Of the two Jesus Lizards, one played guitar, one played bass.   R. lived in the "den" with the two Jesus Lizards in a flat near Humboldt Park and California Street.   As I recall, they were the only people of similar ethnicity to myself for blocks and blocks around.  That was back then.   In this current millennium, the Humboldt Park neighborhood (being in close proximity to the Wicker Park "revitalization") has all sorts of people that probably look like me.  Except they are younger and likely have more hair.  Whether they act like me is an open question.   But that's always an open question. 

When I stayed in the den, it was the closest to communal life I have ever experienced.  Except perhaps when I'm at a music festival.  People coming and going at all hours of the night.   Random women.  After all, the Jesus Lizards were rock stars of sorts. DS, the lizard who played bass maintained a little informal shrine when you entered the flat dedicated to what were probably the last vestiges of his childhood including action figure miniatures, comics,  and Wheaties boxes embossed with his childhood photo.

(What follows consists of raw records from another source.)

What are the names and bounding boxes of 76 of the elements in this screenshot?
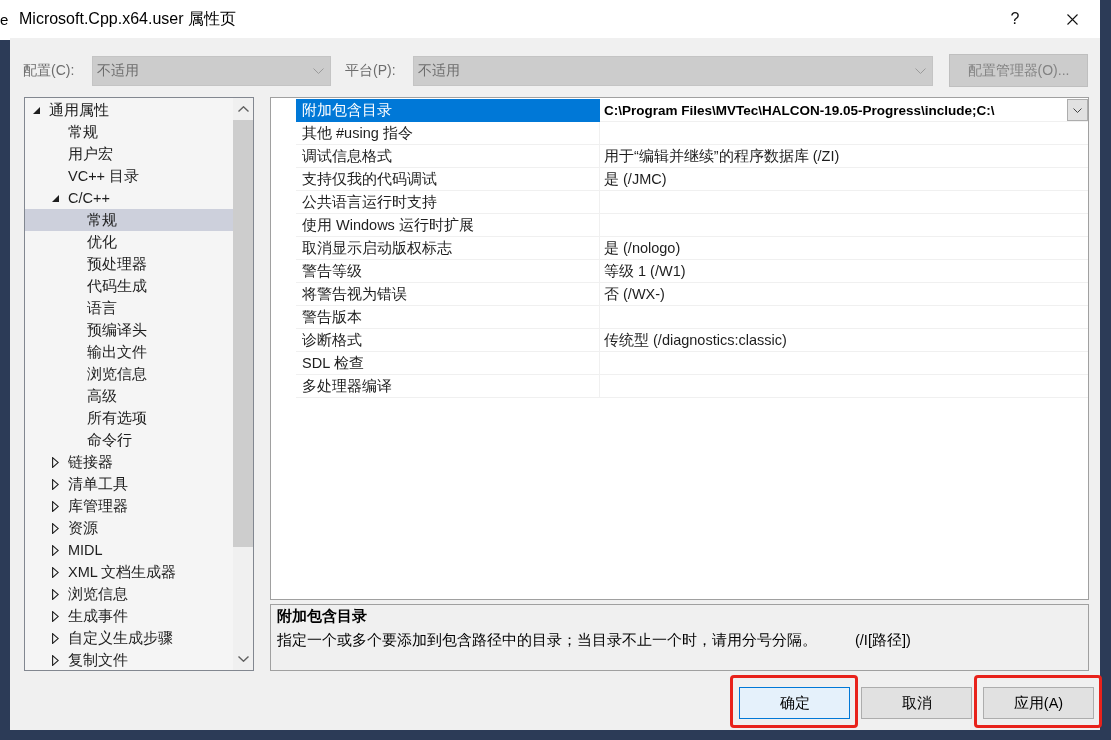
tree-item[interactable]: 清单工具 <box>25 473 233 495</box>
tree-item[interactable]: 常规 <box>25 121 233 143</box>
description-title: 附加包含目录 <box>277 608 368 625</box>
tree-item[interactable]: 复制文件 <box>25 649 233 670</box>
property-name[interactable]: 公共语言运行时支持 <box>296 191 600 214</box>
tree-item[interactable]: VC++ 目录 <box>25 165 233 187</box>
tree-item[interactable]: 通用属性 <box>25 99 233 121</box>
dialog-button[interactable]: 确定 <box>739 687 850 719</box>
compiler-switch-text: (/I[路径]) <box>855 632 911 649</box>
collapsed-triangle-icon[interactable] <box>52 478 59 490</box>
collapsed-triangle-icon[interactable] <box>52 566 59 578</box>
property-value: 是 (/nologo) <box>604 238 682 258</box>
property-value: 用于“编辑并继续”的程序数据库 (/ZI) <box>604 146 841 166</box>
chevron-up-icon[interactable] <box>237 106 249 112</box>
tree-item[interactable]: 资源 <box>25 517 233 539</box>
tree-item[interactable]: MIDL <box>25 539 233 561</box>
property-name[interactable]: 将警告视为错误 <box>296 283 600 306</box>
tree-item[interactable]: 用户宏 <box>25 143 233 165</box>
property-value: 传统型 (/diagnostics:classic) <box>604 330 788 350</box>
background-text: e <box>0 11 9 29</box>
property-name[interactable]: 多处理器编译 <box>296 375 600 398</box>
tree-item[interactable]: 命令行 <box>25 429 233 451</box>
tree-item[interactable]: XML 文档生成器 <box>25 561 233 583</box>
help-button[interactable]: ? <box>992 0 1038 38</box>
chevron-down-icon <box>1073 107 1082 113</box>
property-name[interactable]: SDL 检查 <box>296 352 600 375</box>
property-name[interactable]: 警告等级 <box>296 260 600 283</box>
tree-item[interactable]: 自定义生成步骤 <box>25 627 233 649</box>
scrollbar-thumb[interactable] <box>233 120 253 547</box>
tree-item[interactable]: 输出文件 <box>25 341 233 363</box>
dialog-button[interactable]: 应用(A) <box>983 687 1094 719</box>
property-value: 是 (/JMC) <box>604 169 668 189</box>
property-name[interactable]: 诊断格式 <box>296 329 600 352</box>
property-name[interactable]: 取消显示启动版权标志 <box>296 237 600 260</box>
property-name[interactable]: 调试信息格式 <box>296 145 600 168</box>
property-value: 否 (/WX-) <box>604 284 666 304</box>
collapsed-triangle-icon[interactable] <box>52 522 59 534</box>
expanded-triangle-icon[interactable] <box>52 194 59 202</box>
tree-item[interactable]: 所有选项 <box>25 407 233 429</box>
chevron-down-icon <box>313 67 324 74</box>
tree-item[interactable]: 生成事件 <box>25 605 233 627</box>
property-name[interactable]: 警告版本 <box>296 306 600 329</box>
field-label: 配置(C): <box>23 61 76 80</box>
window-title: Microsoft.Cpp.x64.user 属性页 <box>19 8 237 29</box>
property-name[interactable]: 其他 #using 指令 <box>296 122 600 145</box>
tree-item[interactable]: 高级 <box>25 385 233 407</box>
collapsed-triangle-icon[interactable] <box>52 632 59 644</box>
chevron-down-icon <box>915 67 926 74</box>
close-icon <box>1066 13 1078 25</box>
expanded-triangle-icon[interactable] <box>33 106 40 114</box>
tree-item[interactable]: C/C++ <box>25 187 233 209</box>
tree-item[interactable]: 预编译头 <box>25 319 233 341</box>
collapsed-triangle-icon[interactable] <box>52 500 59 512</box>
dialog-button[interactable]: 取消 <box>861 687 972 719</box>
field-label: 平台(P): <box>345 61 397 80</box>
collapsed-triangle-icon[interactable] <box>52 610 59 622</box>
tree-item[interactable]: 代码生成 <box>25 275 233 297</box>
collapsed-triangle-icon[interactable] <box>52 588 59 600</box>
tree-item[interactable]: 常规 <box>25 209 233 231</box>
tree-item[interactable]: 浏览信息 <box>25 363 233 385</box>
property-value: C:\Program Files\MVTec\HALCON-19.05-Progress\include;C:\ <box>604 102 996 118</box>
property-name[interactable]: 附加包含目录 <box>296 99 600 122</box>
tree-item[interactable]: 浏览信息 <box>25 583 233 605</box>
collapsed-triangle-icon[interactable] <box>52 654 59 666</box>
chevron-down-icon[interactable] <box>237 656 249 662</box>
tree-item[interactable]: 语言 <box>25 297 233 319</box>
collapsed-triangle-icon[interactable] <box>52 456 59 468</box>
collapsed-triangle-icon[interactable] <box>52 544 59 556</box>
tree-item[interactable]: 预处理器 <box>25 253 233 275</box>
property-name[interactable]: 使用 Windows 运行时扩展 <box>296 214 600 237</box>
property-value: 等级 1 (/W1) <box>604 261 687 281</box>
property-name[interactable]: 支持仅我的代码调试 <box>296 168 600 191</box>
tree-item[interactable]: 优化 <box>25 231 233 253</box>
tree-item[interactable]: 链接器 <box>25 451 233 473</box>
tree-item[interactable]: 库管理器 <box>25 495 233 517</box>
description-text: 指定一个或多个要添加到包含路径中的目录；当目录不止一个时，请用分号分隔。 <box>277 632 817 649</box>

But this little vignette is more about DD, the guitar player.  DD also taught guitar lessons on the side. The students for his lessons were invariably attractive co-eds.  Except that one time that he taught me how to play an Everly Brothers song for the Masked Minstrels.  R. regularly commented that DD acted the way he did because he was "old."   By old, R. meant that DD was 34.   Like I said, this was a long time ago.

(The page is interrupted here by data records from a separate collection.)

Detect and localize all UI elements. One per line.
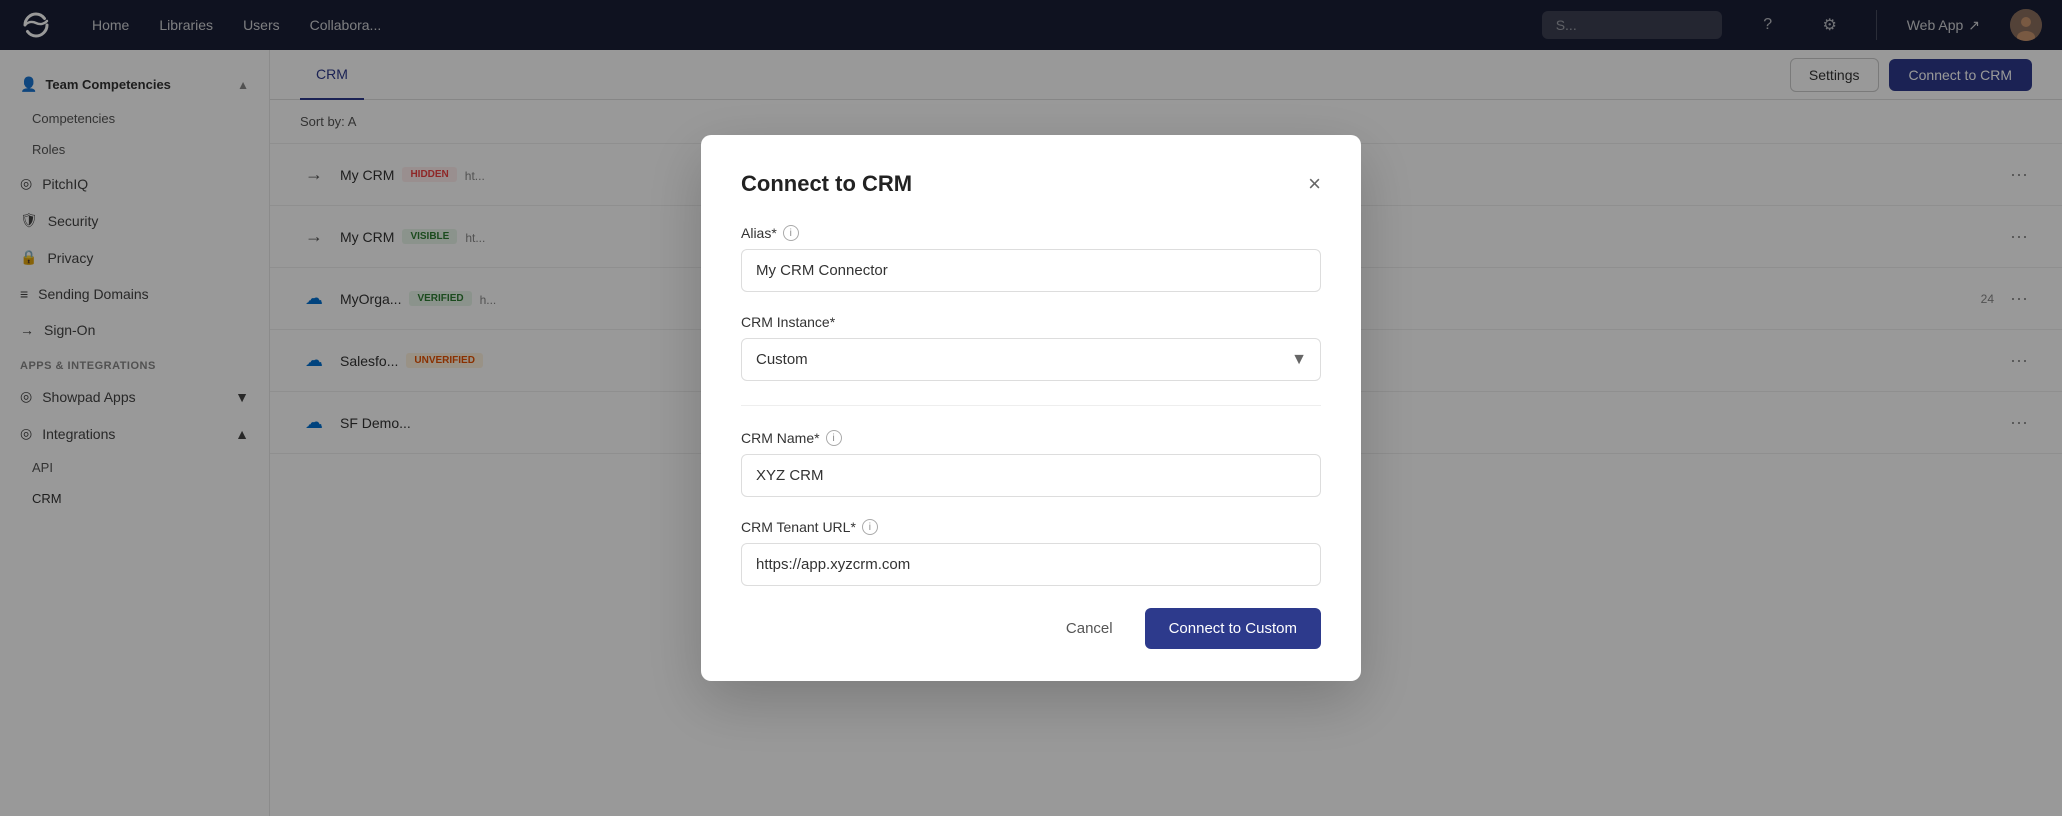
alias-info-icon[interactable]: i xyxy=(783,225,799,241)
crm-tenant-input[interactable] xyxy=(741,543,1321,586)
crm-name-info-icon[interactable]: i xyxy=(826,430,842,446)
crm-name-label: CRM Name* i xyxy=(741,430,1321,446)
modal-close-button[interactable]: × xyxy=(1308,173,1321,195)
connect-crm-modal: Connect to CRM × Alias* i CRM Instance* … xyxy=(701,135,1361,681)
modal-header: Connect to CRM × xyxy=(741,171,1321,197)
modal-footer: Cancel Connect to Custom xyxy=(741,608,1321,649)
crm-tenant-info-icon[interactable]: i xyxy=(862,519,878,535)
cancel-button[interactable]: Cancel xyxy=(1048,608,1131,649)
alias-input[interactable] xyxy=(741,249,1321,292)
crm-instance-select[interactable]: CustomSalesforceHubSpotMicrosoft Dynamic… xyxy=(741,338,1321,381)
crm-tenant-label: CRM Tenant URL* i xyxy=(741,519,1321,535)
alias-label: Alias* i xyxy=(741,225,1321,241)
alias-form-group: Alias* i xyxy=(741,225,1321,292)
crm-name-form-group: CRM Name* i xyxy=(741,430,1321,497)
crm-tenant-form-group: CRM Tenant URL* i xyxy=(741,519,1321,586)
crm-instance-form-group: CRM Instance* CustomSalesforceHubSpotMic… xyxy=(741,314,1321,381)
crm-instance-select-wrapper: CustomSalesforceHubSpotMicrosoft Dynamic… xyxy=(741,338,1321,381)
modal-overlay[interactable]: Connect to CRM × Alias* i CRM Instance* … xyxy=(0,0,2062,816)
crm-name-input[interactable] xyxy=(741,454,1321,497)
modal-title: Connect to CRM xyxy=(741,171,912,197)
crm-instance-label: CRM Instance* xyxy=(741,314,1321,330)
modal-divider xyxy=(741,405,1321,406)
connect-custom-button[interactable]: Connect to Custom xyxy=(1145,608,1321,649)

Given that DD was "old" way back then, it was reasonable to assume that he would still be old even now--that is, if he were still alive.   So I Googled him and found to my surprise that not only is he still alive, but that the Jesus Lizard is even playing reunion concerts after a long hiatus.  Not only that, but DD was voted one of Spin magazine's top 100 guitarists of all time.  It seems that not only was DD classically trained (unusual for a punk rocker), but that the Jesus Lizard was "avant garde," "influential," and that DD's career spanned playing in such diverse bands as Hank Williams III, to giving online guitar lessons in Guitar World Magazine.  Shit, DD is even in a touring band now called the Legendary Shack Shakers or something like that.  They have a gig at Donnies Homespun later this month in Springfield.

Though DD is still kicking, the Rainbow Room, Crash Palace, Lounge Ax, Duck's, and Big Alice's have disappeared from the landscape.   I wonder where all the tragic chicks hang out in the windy city this century?